None of this history would matter if competition remained in a permanently vigorous state. However, the history of the telecom sector teaches us that competition is a fragile rarity in this industry. And it reveals that, in the 154 years since the invention of the electric telegraph, the industry has entered the cycle of passing from competition to monopoly for a third time.

Little wonder, perhaps, that Bell chose not to provide customers with an advance billing insert or to alert the media with a news release about the First Rate plan change. While that change is tame, compared with the predatory actions of a hundred years ago, it reflects a further diminishment to the vitality of competition in the long-distance market.
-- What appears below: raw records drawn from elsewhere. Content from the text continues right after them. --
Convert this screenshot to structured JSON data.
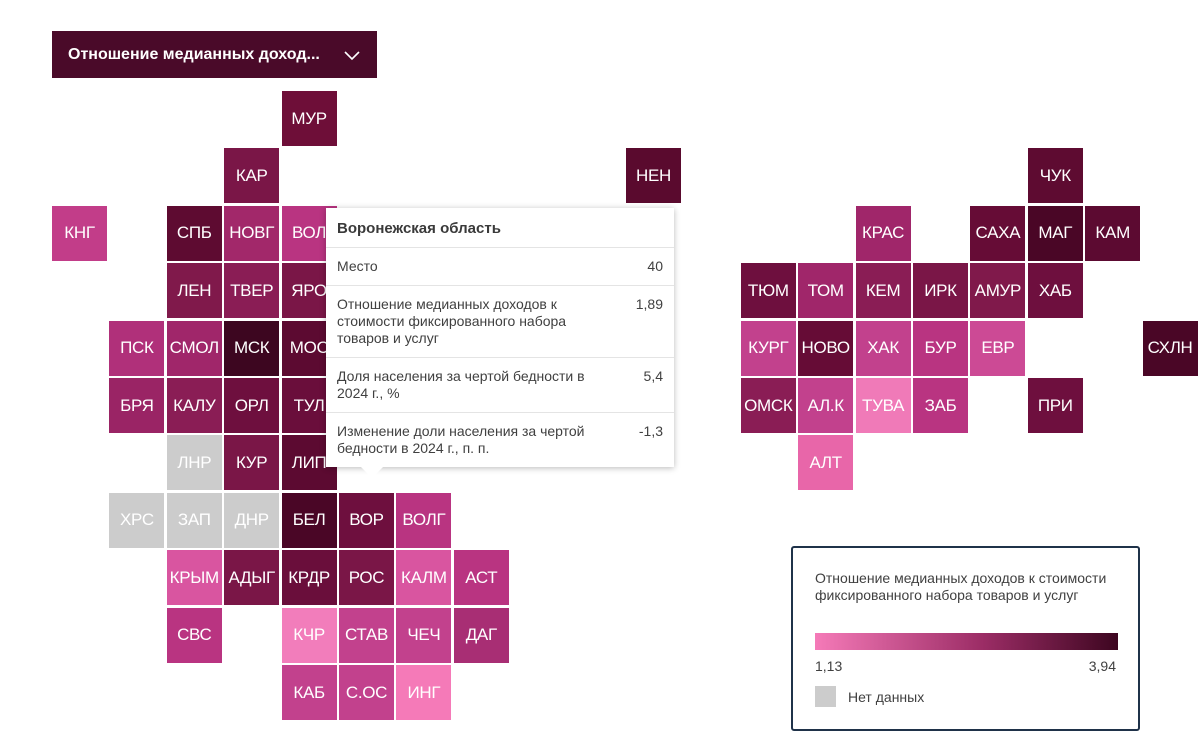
{
  "dropdown": {
    "label": "Отношение медианных доход..."
  },
  "tiles": [
    {
      "label": "МУР",
      "col": 4,
      "row": 0,
      "color": "#6e0e38"
    },
    {
      "label": "КАР",
      "col": 3,
      "row": 1,
      "color": "#7a1647"
    },
    {
      "label": "НЕН",
      "col": 10,
      "row": 1,
      "color": "#5a0a2e"
    },
    {
      "label": "ЧУК",
      "col": 17,
      "row": 1,
      "color": "#5e0b31"
    },
    {
      "label": "КНГ",
      "col": 0,
      "row": 2,
      "color": "#c23d89"
    },
    {
      "label": "СПБ",
      "col": 2,
      "row": 2,
      "color": "#5e0b31"
    },
    {
      "label": "НОВГ",
      "col": 3,
      "row": 2,
      "color": "#a2286a"
    },
    {
      "label": "ВОЛ",
      "col": 4,
      "row": 2,
      "color": "#b93481"
    },
    {
      "label": "КРАС",
      "col": 14,
      "row": 2,
      "color": "#a0266a"
    },
    {
      "label": "САХА",
      "col": 16,
      "row": 2,
      "color": "#660c36"
    },
    {
      "label": "МАГ",
      "col": 17,
      "row": 2,
      "color": "#4a0626"
    },
    {
      "label": "КАМ",
      "col": 18,
      "row": 2,
      "color": "#5c0a31"
    },
    {
      "label": "ЛЕН",
      "col": 2,
      "row": 3,
      "color": "#80194b"
    },
    {
      "label": "ТВЕР",
      "col": 3,
      "row": 3,
      "color": "#8a1d55"
    },
    {
      "label": "ЯРО",
      "col": 4,
      "row": 3,
      "color": "#7a1647"
    },
    {
      "label": "ТЮМ",
      "col": 12,
      "row": 3,
      "color": "#6e0f3e"
    },
    {
      "label": "ТОМ",
      "col": 13,
      "row": 3,
      "color": "#a0266a"
    },
    {
      "label": "КЕМ",
      "col": 14,
      "row": 3,
      "color": "#8a1d55"
    },
    {
      "label": "ИРК",
      "col": 15,
      "row": 3,
      "color": "#7a1647"
    },
    {
      "label": "АМУР",
      "col": 16,
      "row": 3,
      "color": "#80194b"
    },
    {
      "label": "ХАБ",
      "col": 17,
      "row": 3,
      "color": "#6e0f3e"
    },
    {
      "label": "ПСК",
      "col": 1,
      "row": 4,
      "color": "#b0307a"
    },
    {
      "label": "СМОЛ",
      "col": 2,
      "row": 4,
      "color": "#a0266a"
    },
    {
      "label": "МСК",
      "col": 3,
      "row": 4,
      "color": "#3d0620"
    },
    {
      "label": "МОС",
      "col": 4,
      "row": 4,
      "color": "#5c0a31"
    },
    {
      "label": "КУРГ",
      "col": 12,
      "row": 4,
      "color": "#c2418d"
    },
    {
      "label": "НОВО",
      "col": 13,
      "row": 4,
      "color": "#660c36"
    },
    {
      "label": "ХАК",
      "col": 14,
      "row": 4,
      "color": "#c2418d"
    },
    {
      "label": "БУР",
      "col": 15,
      "row": 4,
      "color": "#b93481"
    },
    {
      "label": "ЕВР",
      "col": 16,
      "row": 4,
      "color": "#cc4a95"
    },
    {
      "label": "СХЛН",
      "col": 19,
      "row": 4,
      "color": "#4a0626"
    },
    {
      "label": "БРЯ",
      "col": 1,
      "row": 5,
      "color": "#9a2465"
    },
    {
      "label": "КАЛУ",
      "col": 2,
      "row": 5,
      "color": "#8a1d55"
    },
    {
      "label": "ОРЛ",
      "col": 3,
      "row": 5,
      "color": "#6e0f3e"
    },
    {
      "label": "ТУЛ",
      "col": 4,
      "row": 5,
      "color": "#6a0e3b"
    },
    {
      "label": "ОМСК",
      "col": 12,
      "row": 5,
      "color": "#8a1d55"
    },
    {
      "label": "АЛ.К",
      "col": 13,
      "row": 5,
      "color": "#c2418d"
    },
    {
      "label": "ТУВА",
      "col": 14,
      "row": 5,
      "color": "#f07ab8"
    },
    {
      "label": "ЗАБ",
      "col": 15,
      "row": 5,
      "color": "#b93481"
    },
    {
      "label": "ПРИ",
      "col": 17,
      "row": 5,
      "color": "#6e0f3e"
    },
    {
      "label": "ЛНР",
      "col": 2,
      "row": 6,
      "color": "#cccccc"
    },
    {
      "label": "КУР",
      "col": 3,
      "row": 6,
      "color": "#7a1647"
    },
    {
      "label": "ЛИП",
      "col": 4,
      "row": 6,
      "color": "#5c0a31"
    },
    {
      "label": "АЛТ",
      "col": 13,
      "row": 6,
      "color": "#e866a9"
    },
    {
      "label": "ХРС",
      "col": 1,
      "row": 7,
      "color": "#cccccc"
    },
    {
      "label": "ЗАП",
      "col": 2,
      "row": 7,
      "color": "#cccccc"
    },
    {
      "label": "ДНР",
      "col": 3,
      "row": 7,
      "color": "#cccccc"
    },
    {
      "label": "БЕЛ",
      "col": 4,
      "row": 7,
      "color": "#4a0626"
    },
    {
      "label": "ВОР",
      "col": 5,
      "row": 7,
      "color": "#6e0f3e"
    },
    {
      "label": "ВОЛГ",
      "col": 6,
      "row": 7,
      "color": "#b93481"
    },
    {
      "label": "КРЫМ",
      "col": 2,
      "row": 8,
      "color": "#d955a0"
    },
    {
      "label": "АДЫГ",
      "col": 3,
      "row": 8,
      "color": "#7a1647"
    },
    {
      "label": "КРДР",
      "col": 4,
      "row": 8,
      "color": "#6a0e3b"
    },
    {
      "label": "РОС",
      "col": 5,
      "row": 8,
      "color": "#7a1647"
    },
    {
      "label": "КАЛМ",
      "col": 6,
      "row": 8,
      "color": "#d955a0"
    },
    {
      "label": "АСТ",
      "col": 7,
      "row": 8,
      "color": "#b93481"
    },
    {
      "label": "СВС",
      "col": 2,
      "row": 9,
      "color": "#b93481"
    },
    {
      "label": "КЧР",
      "col": 4,
      "row": 9,
      "color": "#f27dbb"
    },
    {
      "label": "СТАВ",
      "col": 5,
      "row": 9,
      "color": "#c2418d"
    },
    {
      "label": "ЧЕЧ",
      "col": 6,
      "row": 9,
      "color": "#c2418d"
    },
    {
      "label": "ДАГ",
      "col": 7,
      "row": 9,
      "color": "#a82e74"
    },
    {
      "label": "КАБ",
      "col": 4,
      "row": 10,
      "color": "#c2418d"
    },
    {
      "label": "С.ОС",
      "col": 5,
      "row": 10,
      "color": "#c2418d"
    },
    {
      "label": "ИНГ",
      "col": 6,
      "row": 10,
      "color": "#f57ab8"
    }
  ],
  "tooltip": {
    "title": "Воронежская область",
    "rows": [
      {
        "label": "Место",
        "value": "40"
      },
      {
        "label": "Отношение медианных доходов к стоимости фиксированного набора товаров и услуг",
        "value": "1,89"
      },
      {
        "label": "Доля населения за чертой бедности в 2024 г., %",
        "value": "5,4"
      },
      {
        "label": "Изменение доли населения за чертой бедности в 2024 г., п. п.",
        "value": "-1,3"
      }
    ]
  },
  "legend": {
    "title": "Отношение медианных доходов к стоимости фиксированного набора товаров и услуг",
    "min": "1,13",
    "max": "3,94",
    "no_data": "Нет данных",
    "no_data_color": "#cccccc"
  }
}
Despite its subjective nature, the degree of vigour of competition is one of two critical tests used by federal policymakers to determine whether deregulation is warranted in a telecommunications market segment. The change to the First Rate plan, by itself, means little. But a different picture emerges when that action is examined not just with other moves by the dominant telephone carriers, but is seen along with the empirical indicator of a lessening of market share loss – and against the industry context of fewer entrants.

Seen in that light, regulators and consumer and business advocacy groups alike ought to take notice of the First Rate change. And it might not be too much of an exaggeration to rhetorically ask, how soon will it be until the phone company says customers must start using black rotary dial phones again?